We took over a year waiting to find Callie and she has far surpassed our every hope and desire, we adore her so much. That is why I am being careful of finding the right personality to fit with hers, so they will be friends and happy together. We probably should have started looking for a companion for her last year. I wouldn't be in much of a hurry except I want to start training in the winter before the busy summer comes around. I have so much more time then to be there almost 24/7 for a puppy. Oh well, I guess I can't do much about it but keep looking. I would be happy with a white girl too. (not that I don't like black poodles - they are lovely - but I worry that I won't be able to find ticks on a black dog. I try not to use much Advantix on Callie, so I use minimum and monitor daily and even though Callie is light colored, she has a thick coat and its hard to check her. I might miss one on a black dog - just call me obsessive. I hate those bugs and I am always so careful all summer.


----------



## SusanG (Aug 8, 2009)

I have been looking also on rescue sites (but really hesitant to take on a poodle that has had no health testing of parents) Even so, I saw one I liked, then I see you MUST have a fenced in yard. I wonder how many rescues are still waiting because potential wonderful homes don't have a fenced in yard! I don't. But I have almost an acre of land, surrounded by woods, on a cul du sac in a small residential development with little or no traffic, definitely none on the cul cu sac. And I have a beautiful park at the end of the road where Callie and I walk (on a flexa leash) all the time. What a shame the rescue sites disqualify a responsible loving potential owner because of lack of a fenced in yard!


----------



## MiniPoo (Mar 6, 2014)

Have you considered putting some type of fence in your back yard? If you don't want to block the view, there are types that are more see through. Yes, most rescues and many breeders will insist on a fenced back yard, which I can understand from their point of view. They won't be there to see the life that the rescue will have with you and a fenced back yard gives the dog some measure of safety. The breeder or rescue organization will have some reassurance that the dog won't be put tied up outside. I think it is very reasonable for them to want a puppy to go to a home with a fenced back yard.

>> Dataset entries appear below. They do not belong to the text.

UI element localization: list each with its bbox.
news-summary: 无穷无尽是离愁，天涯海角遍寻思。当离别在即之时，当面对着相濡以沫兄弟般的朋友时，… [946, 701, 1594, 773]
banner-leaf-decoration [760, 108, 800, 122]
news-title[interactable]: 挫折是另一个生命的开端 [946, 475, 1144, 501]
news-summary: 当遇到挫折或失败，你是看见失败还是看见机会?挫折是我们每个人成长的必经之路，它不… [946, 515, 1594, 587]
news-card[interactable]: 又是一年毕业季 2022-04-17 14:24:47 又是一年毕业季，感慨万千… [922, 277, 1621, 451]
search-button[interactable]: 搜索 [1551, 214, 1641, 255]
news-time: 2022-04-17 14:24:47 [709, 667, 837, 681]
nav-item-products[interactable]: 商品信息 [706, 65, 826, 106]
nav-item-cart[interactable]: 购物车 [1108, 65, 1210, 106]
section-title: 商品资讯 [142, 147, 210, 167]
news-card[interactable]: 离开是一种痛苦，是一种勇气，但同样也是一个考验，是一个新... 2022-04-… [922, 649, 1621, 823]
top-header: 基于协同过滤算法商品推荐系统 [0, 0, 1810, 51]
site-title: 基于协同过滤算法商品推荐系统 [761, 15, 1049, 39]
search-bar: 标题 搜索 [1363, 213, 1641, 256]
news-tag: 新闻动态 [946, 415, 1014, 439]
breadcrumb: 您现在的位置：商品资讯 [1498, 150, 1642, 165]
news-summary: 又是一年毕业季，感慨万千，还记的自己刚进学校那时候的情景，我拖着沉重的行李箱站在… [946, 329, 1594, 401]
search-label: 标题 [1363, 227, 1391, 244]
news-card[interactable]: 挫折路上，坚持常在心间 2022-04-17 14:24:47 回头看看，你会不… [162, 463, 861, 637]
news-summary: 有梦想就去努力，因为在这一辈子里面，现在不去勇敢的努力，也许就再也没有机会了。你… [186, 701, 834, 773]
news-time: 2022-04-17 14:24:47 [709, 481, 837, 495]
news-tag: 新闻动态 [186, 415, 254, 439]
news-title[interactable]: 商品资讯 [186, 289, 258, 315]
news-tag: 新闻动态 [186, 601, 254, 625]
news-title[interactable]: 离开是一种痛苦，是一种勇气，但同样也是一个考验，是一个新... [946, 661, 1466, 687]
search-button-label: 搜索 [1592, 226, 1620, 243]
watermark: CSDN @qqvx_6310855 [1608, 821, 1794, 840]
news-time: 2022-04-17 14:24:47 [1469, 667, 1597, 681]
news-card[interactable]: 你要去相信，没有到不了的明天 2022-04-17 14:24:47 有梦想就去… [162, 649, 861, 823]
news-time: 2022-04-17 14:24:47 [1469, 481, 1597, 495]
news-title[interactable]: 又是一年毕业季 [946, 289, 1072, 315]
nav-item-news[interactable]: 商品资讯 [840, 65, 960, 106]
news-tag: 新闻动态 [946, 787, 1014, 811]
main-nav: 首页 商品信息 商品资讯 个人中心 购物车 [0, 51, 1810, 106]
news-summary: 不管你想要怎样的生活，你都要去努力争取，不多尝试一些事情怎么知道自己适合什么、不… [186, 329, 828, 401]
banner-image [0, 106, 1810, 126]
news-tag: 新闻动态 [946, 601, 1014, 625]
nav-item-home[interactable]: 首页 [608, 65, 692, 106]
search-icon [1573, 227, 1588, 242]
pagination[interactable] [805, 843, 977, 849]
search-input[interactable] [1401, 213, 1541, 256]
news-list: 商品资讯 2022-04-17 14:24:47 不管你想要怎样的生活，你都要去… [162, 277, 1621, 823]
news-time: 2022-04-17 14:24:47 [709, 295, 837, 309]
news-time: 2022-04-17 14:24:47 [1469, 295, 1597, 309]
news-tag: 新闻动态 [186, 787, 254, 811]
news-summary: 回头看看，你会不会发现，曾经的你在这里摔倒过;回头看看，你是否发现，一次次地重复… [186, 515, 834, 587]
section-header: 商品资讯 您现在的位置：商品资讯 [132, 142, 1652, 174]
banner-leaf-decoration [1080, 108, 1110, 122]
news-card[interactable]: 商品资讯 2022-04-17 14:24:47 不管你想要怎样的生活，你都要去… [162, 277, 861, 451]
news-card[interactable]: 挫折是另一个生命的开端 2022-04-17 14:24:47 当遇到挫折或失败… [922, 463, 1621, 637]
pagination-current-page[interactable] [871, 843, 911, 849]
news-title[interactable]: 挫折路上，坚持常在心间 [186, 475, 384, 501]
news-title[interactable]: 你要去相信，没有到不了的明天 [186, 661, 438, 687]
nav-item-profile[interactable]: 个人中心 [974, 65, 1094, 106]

Your life would be easier with a fence and you will have peace of mind to let 2 dogs play off leash in a fenced area, especially when young.


----------



## SusanG (Aug 8, 2009)

Yes, we have, but the shape and size of the yard and the contour, with 15 large oak trees would make it really hard to put a fence in and extremely difficult to maintain. We've tried all options, but actually Callie can't go anywhere in the back yard as she won't go in the woods. But I do understand that there are concerns since not all doggy parents are consciencious.


----------